I knew that Holmes asked me that question so that his mind would be taken off Otis and Evan, but I also knew what Holmes's reaction would be to my answer, and that his reaction would cause us to change plans, drastically, and that he would explain why he reacted thusly, but to get to that point I had to give an answer anyway. Hell is a very confusing place. "I seem to recall opening the basement door and starting down a steep flight of stairs. Except it didn't feel that steep. In fact, it didn't feel as if we were descending at all."
"Watson, would you repeat that last phrase, slowly and deliberately this yime please."
"It didn't feel as if we were descending at all?"
"Exactly my old friend, exactly. What a blithering idiot I have been. Thank you, thank you and thank you yet again Dr John Watson!
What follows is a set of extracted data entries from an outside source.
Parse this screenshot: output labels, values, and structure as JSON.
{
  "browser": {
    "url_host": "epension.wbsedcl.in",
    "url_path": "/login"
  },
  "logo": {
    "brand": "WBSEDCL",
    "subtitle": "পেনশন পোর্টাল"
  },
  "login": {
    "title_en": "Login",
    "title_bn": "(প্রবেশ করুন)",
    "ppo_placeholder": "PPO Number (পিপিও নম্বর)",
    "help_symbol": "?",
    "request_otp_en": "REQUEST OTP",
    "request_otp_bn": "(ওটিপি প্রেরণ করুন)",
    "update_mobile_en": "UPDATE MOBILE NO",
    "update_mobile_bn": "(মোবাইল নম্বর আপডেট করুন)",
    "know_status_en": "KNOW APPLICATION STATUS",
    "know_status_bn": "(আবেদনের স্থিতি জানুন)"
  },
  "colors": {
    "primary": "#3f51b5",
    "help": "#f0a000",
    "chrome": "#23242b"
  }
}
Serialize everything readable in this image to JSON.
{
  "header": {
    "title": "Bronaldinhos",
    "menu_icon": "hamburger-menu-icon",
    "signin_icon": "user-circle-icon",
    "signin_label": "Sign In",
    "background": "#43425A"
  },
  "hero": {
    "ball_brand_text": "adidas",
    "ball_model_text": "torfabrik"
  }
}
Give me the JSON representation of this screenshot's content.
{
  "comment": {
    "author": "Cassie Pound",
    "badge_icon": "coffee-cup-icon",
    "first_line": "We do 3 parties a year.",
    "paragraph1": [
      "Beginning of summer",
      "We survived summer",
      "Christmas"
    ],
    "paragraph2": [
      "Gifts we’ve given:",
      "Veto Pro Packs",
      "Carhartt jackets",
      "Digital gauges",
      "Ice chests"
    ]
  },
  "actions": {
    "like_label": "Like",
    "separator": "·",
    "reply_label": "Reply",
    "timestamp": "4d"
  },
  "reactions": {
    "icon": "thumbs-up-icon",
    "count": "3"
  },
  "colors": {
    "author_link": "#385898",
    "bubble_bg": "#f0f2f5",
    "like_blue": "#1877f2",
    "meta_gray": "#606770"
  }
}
Now tell me, when we were wandering about on the deck of the SS Oligarch were you not always aware of the vast curvature of the vessel itself?" Before I could answer that yes, now that you mention it, I did notice that, Holmes went on, "Yet on the surface of the Earth, though we presume it to be a sphere, by all appearances the Earth may as well be flat. Why? Because Earth is much larger than the SS Oligarch. Keep that in mind, then look around. Tell me what you see. And what you know. You need not justify how you know it, Watson, simply tell me what you perceive."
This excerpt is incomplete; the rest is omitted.